Com o fim do recesso parlamentar, a grande expectativa no mundo político de Brasília é uma só: saber o tamanho da vantagem que o Centrão, sob o comando de Arthur Lira (PP-AL), vai levar em uma possível reforma ministerial no governo Lula. Falou Centrão, falou vantagem, para dizer o mínimo sobre o apetite descomunal dessa turma.
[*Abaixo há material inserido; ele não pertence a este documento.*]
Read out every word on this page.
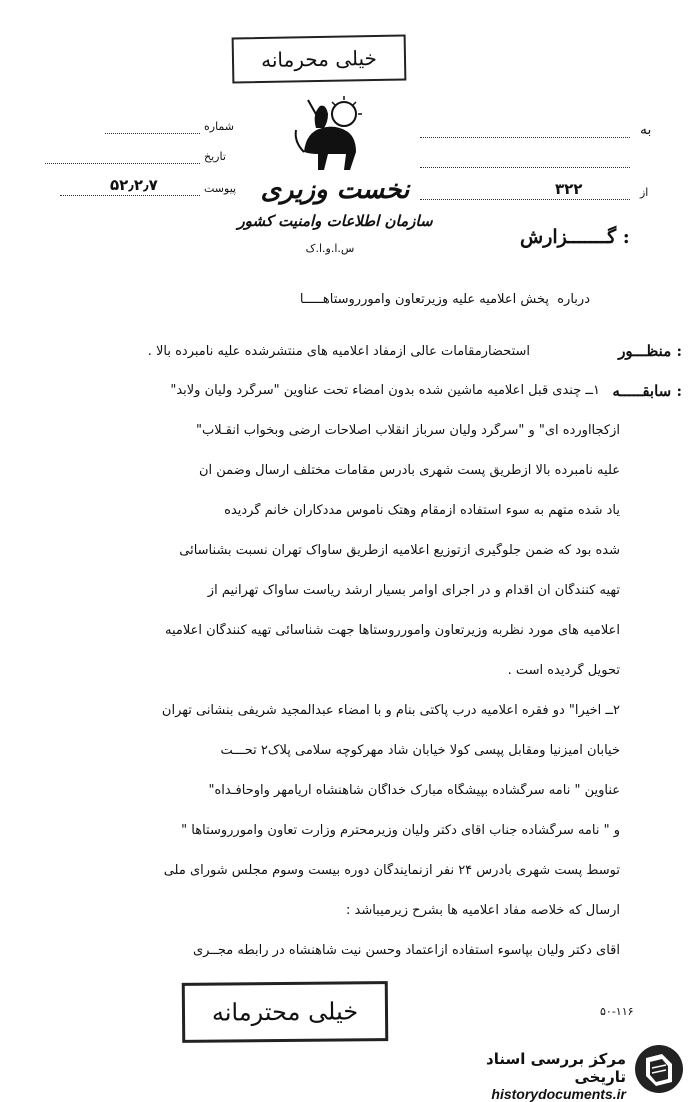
خیلی محرمانه
نخست وزیری
سازمان اطلاعات وامنیت کشور
س.ا.و.ا.ک
شماره
تاریخ
پیوست
۵۲٫۲٫۷
به
از
۳۲۲
گـــــــزارش :
درباره  پخش اعلامیه علیه وزیرتعاون وامورروستاهـــــا
منظـــور :
سابقـــــه :
استحضارمقامات عالی ازمفاد اعلامیه های منتشرشده علیه نامبرده بالا .
۱ــ چندی قبل اعلامیه ماشین شده بدون امضاء تحت عناوین "سرگرد ولیان ولابد"
ازکجاآورده ای" و "سرگرد ولیان سرباز انقلاب اصلاحات ارضی وبخواب انقـلاب"
علیه نامبرده بالا ازطریق پست شهری بآدرس مقامات مختلف ارسال وضمن آن
یاد شده متهم به سوء استفاده ازمقام وهتک ناموس مددکاران خانم گردیده
شده بود که ضمن جلوگیری ازتوزیع اعلامیه ازطریق ساواک تهران نسبت بشناسائی
تهیه کنندگان آن اقدام و در اجرای اوامر بسیار ارشد ریاست ساواک تهرانیم از
اعلامیه های مورد نظربه وزیرتعاون وامورروستاها جهت شناسائی تهیه کنندگان اعلامیه
تحویل گردیده است .
۲ــ اخیرا" دو فقره اعلامیه درب پاکتی بنام و با امضاء عبدالمجید شریفی بنشانی تهران
خیابان آمیزنیا ومقابل پپسی کولا خیابان شاد مهرکوچه سلامی پلاک۲ تحـــت
عناوین " نامه سرگشاده بپیشگاه مبارک خداگان شاهنشاه آریامهر واوحافـداه"
و " نامه سرگشاده جناب آقای دکتر ولیان وزیرمحترم وزارت تعاون وامورروستاها "
توسط پست شهری بآدرس ۲۴ نفر ازنمایندگان دوره بیست وسوم مجلس شورای ملی
ارسال که خلاصه مفاد اعلامیه ها بشرح زیرمیباشد :
آقای دکتر ولیان بپاسوء استفاده ازاعتماد وحسن نیت شاهنشاه در رابطه مجــری
خیلی محترمانه	۵۰-۱۱۶
مرکز بررسی اسناد تاریخی
historydocuments.ir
O Centrão não tem problema de fastio. O grupo de deputados, justiça seja feita, não inventou a esperteza — a esperteza de milhões de brasileiros é que forjou o espírito do Centrão. A mesma picaretagem, diga-se, do ex-presidente que se vale da boa fé dos seus fanáticos seguidores e pede PIX para pagar multas eleitorais e pendências jurídicas. Em vez de saldar as dívidas, aplica a vaquinha em um fundo de investimento e tira uma Mega-Sena à custa dos patriotas. É o besta!
Sociologia de botequim à parte, o retorno dos parlamentares ao serviço e à malandragem de Bolsonaro nos dão uma chance e tanto para relembrar a origem e o vigor de uma lei especial do Brasil, a extraordinária Lei de Gérson. Tão ímpar que nem precisou ser registrada oficialmente na Constituição ou nos códigos civil e penal. Existe apenas na informalidade, mas vale mais que as cláusulas pétreas.
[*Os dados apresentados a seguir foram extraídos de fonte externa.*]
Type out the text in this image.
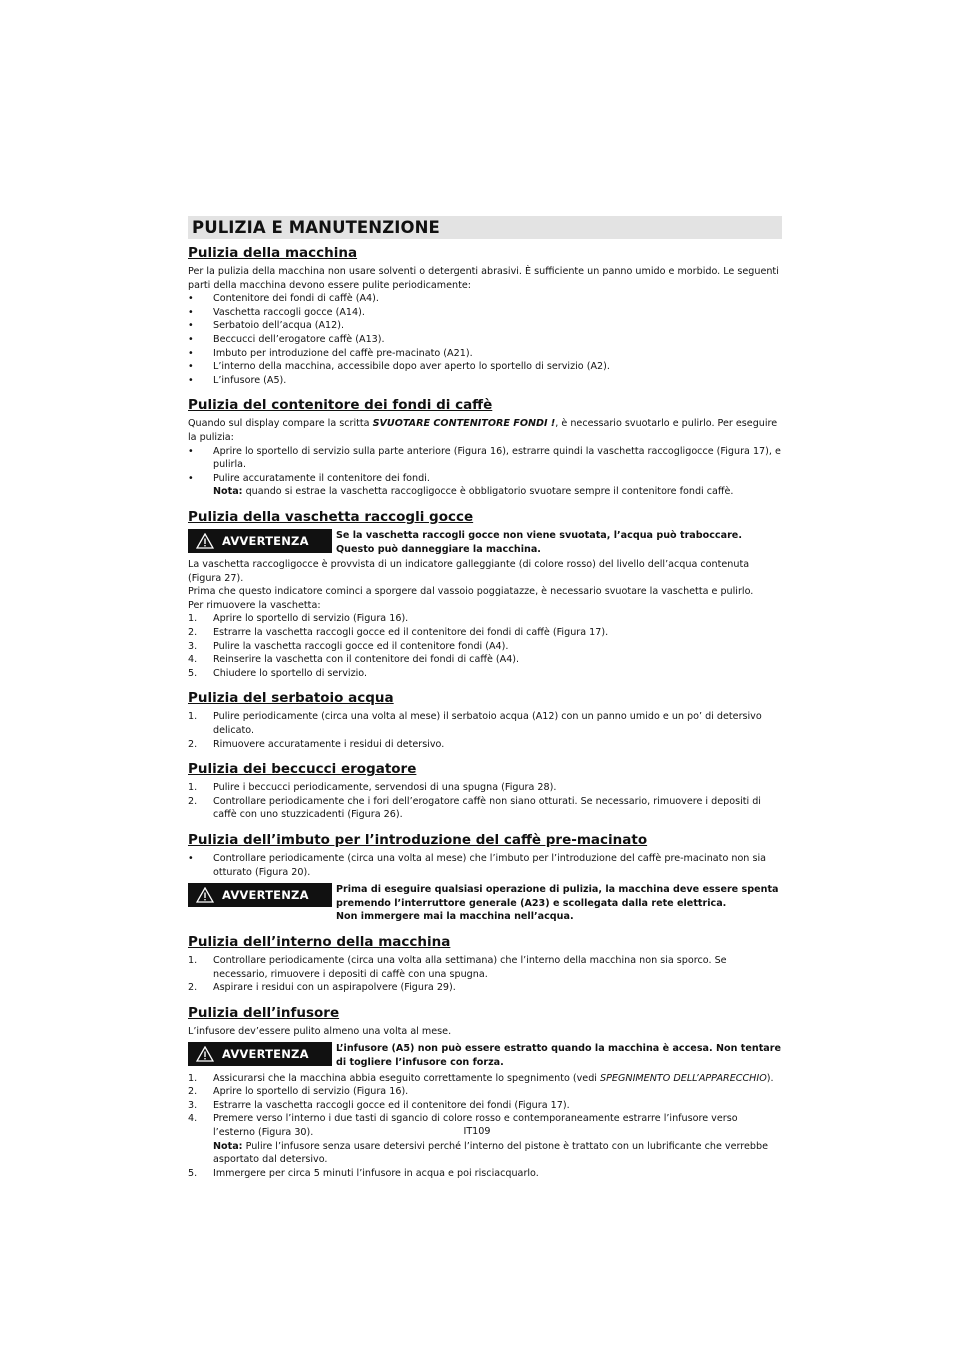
PULIZIA E MANUTENZIONE
Pulizia della macchina

Per la pulizia della macchina non usare solventi o detergenti abrasivi. È sufficiente un panno umido e morbido. Le seguenti parti della macchina devono essere pulite periodicamente:

• Contenitore dei fondi di caffè (A4).
• Vaschetta raccogli gocce (A14).
• Serbatoio dell’acqua (A12).
• Beccucci dell’erogatore caffè (A13).
• Imbuto per introduzione del caffè pre-macinato (A21).
• L’interno della macchina, accessibile dopo aver aperto lo sportello di servizio (A2).
• L’infusore (A5).
Pulizia del contenitore dei fondi di caffè

Quando sul display compare la scritta SVUOTARE CONTENITORE FONDI !, è necessario svuotarlo e pulirlo. Per eseguire la pulizia:

• Aprire lo sportello di servizio sulla parte anteriore (Figura 16), estrarre quindi la vaschetta raccogligocce (Figura 17), e pulirla.
• Pulire accuratamente il contenitore dei fondi.
Nota: quando si estrae la vaschetta raccogligocce è obbligatorio svuotare sempre il contenitore fondi caffè.
Pulizia della vaschetta raccogli gocce
AVVERTENZA	Se la vaschetta raccogli gocce non viene svuotata, l’acqua può traboccare. Questo può danneggiare la macchina.

La vaschetta raccogligocce è provvista di un indicatore galleggiante (di colore rosso) del livello dell’acqua contenuta (Figura 27).

Prima che questo indicatore cominci a sporgere dal vassoio poggiatazze, è necessario svuotare la vaschetta e pulirlo.

Per rimuovere la vaschetta:

1. Aprire lo sportello di servizio (Figura 16).
2. Estrarre la vaschetta raccogli gocce ed il contenitore dei fondi di caffè (Figura 17).
3. Pulire la vaschetta raccogli gocce ed il contenitore fondi (A4).
4. Reinserire la vaschetta con il contenitore dei fondi di caffè (A4).
5. Chiudere lo sportello di servizio.
Pulizia del serbatoio acqua
1. Pulire periodicamente (circa una volta al mese) il serbatoio acqua (A12) con un panno umido e un po’ di detersivo delicato.
2. Rimuovere accuratamente i residui di detersivo.
Pulizia dei beccucci erogatore
1. Pulire i beccucci periodicamente, servendosi di una spugna (Figura 28).
2. Controllare periodicamente che i fori dell’erogatore caffè non siano otturati. Se necessario, rimuovere i depositi di caffè con uno stuzzicadenti (Figura 26).
Pulizia dell’imbuto per l’introduzione del caffè pre-macinato
• Controllare periodicamente (circa una volta al mese) che l’imbuto per l’introduzione del caffè pre-macinato non sia otturato (Figura 20).
AVVERTENZA	Prima di eseguire qualsiasi operazione di pulizia, la macchina deve essere spenta premendo l’interruttore generale (A23) e scollegata dalla rete elettrica.
Non immergere mai la macchina nell’acqua.
Pulizia dell’interno della macchina
1. Controllare periodicamente (circa una volta alla settimana) che l’interno della macchina non sia sporco. Se necessario, rimuovere i depositi di caffè con una spugna.
2. Aspirare i residui con un aspirapolvere (Figura 29).
Pulizia dell’infusore

L’infusore dev’essere pulito almeno una volta al mese.

AVVERTENZA	L’infusore (A5) non può essere estratto quando la macchina è accesa. Non tentare di togliere l’infusore con forza.
1. Assicurarsi che la macchina abbia eseguito correttamente lo spegnimento (vedi SPEGNIMENTO DELL’APPARECCHIO).
2. Aprire lo sportello di servizio (Figura 16).
3. Estrarre la vaschetta raccogli gocce ed il contenitore dei fondi (Figura 17).
4. Premere verso l’interno i due tasti di sgancio di colore rosso e contemporaneamente estrarre l’infusore verso l’esterno (Figura 30).
Nota: Pulire l’infusore senza usare detersivi perché l’interno del pistone è trattato con un lubrificante che verrebbe asportato dal detersivo.
5. Immergere per circa 5 minuti l’infusore in acqua e poi risciacquarlo.
IT109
Em campo, o jogador de futebol Gérson foi considerado o cérebro da Seleção Brasileira tricampeã do mundo de 1970. Combativo, leal e capaz de dribles e lançamentos espetaculares, o meio-campista nunca usou de artimanhas ou malandragens para passar a perna nos adversários ou ludibriar os colegas de equipe. Sempre foi um exemplo de ética.
Por causa de um anúncio publicitário, porém, seu nome virou batismo da lei que nem está no papel, mas representa tudo que nós entendemos como “jeitinho brasileiro”. A “Lei de Gérson” surgiu em 1976, depois da campanha da agência Caio Domingues & Associados para a marca Vila Rica.
No comercial de televisão, o craque exaltava as qualidades do produto: "É gostoso, suave e não irrita a garganta. Por que pagar mais caro se o Vila me dá tudo aquilo que eu quero de um bom cigarro?" Até aí, tudo bem. O que pegou mesmo foi a mensagem final, quando ele, com um sorriso maroto, olha para a câmera e diz: "Gosto de levar vantagem em tudo, certo? Leve vantagem você também, leve Vila Rica!”
Em poucos dias de exibição, os brasileiros repetiam aquele slogan em várias situações do cotidiano, sempre no sentido de tirar proveito — assim a lei informal é mantida até agora. O atleta já havia se aposentado quando gravou a propaganda. Foi escolhido por ser realmente um fumante de prestígio. O torcedor estava habituado a vê-lo com cigarro em fotos antes das partidas e até em intervalos de jogos.
O “Canhotinha de Ouro” jamais pensou que a sua atuação fora de campo pudesse render tanto bafo. “Eu fiz uma propaganda, fui um artista ali, como tantos outros. A ideia foi essa, a de levar vantagem em tudo porque esse cigarro era mais barato que os outros. Todo cigarro é igual, não é? Mas esse aqui é melhor porque é mais barato”, disse ao site do Globo Esporte, em 2016. “Aí eles pegaram essa vantagem como se fosse pernada nos outros, passar os outros para trás. É a lei do Gérson. Lei do cacete, porra. Não tenho nada com isso aí.”
O desabafo de Gérson é mais do que justo. Impossível, porém, não recorrer à poderosa lei em uma semana em que o Centrão vai partir para cima dos cargos do governo como uma raposa ataca um galinheiro. Com todo perdão às inocentes raposas das fábulas infantis.
*Esse texto reflete, exclusivamente, a opinião do autor.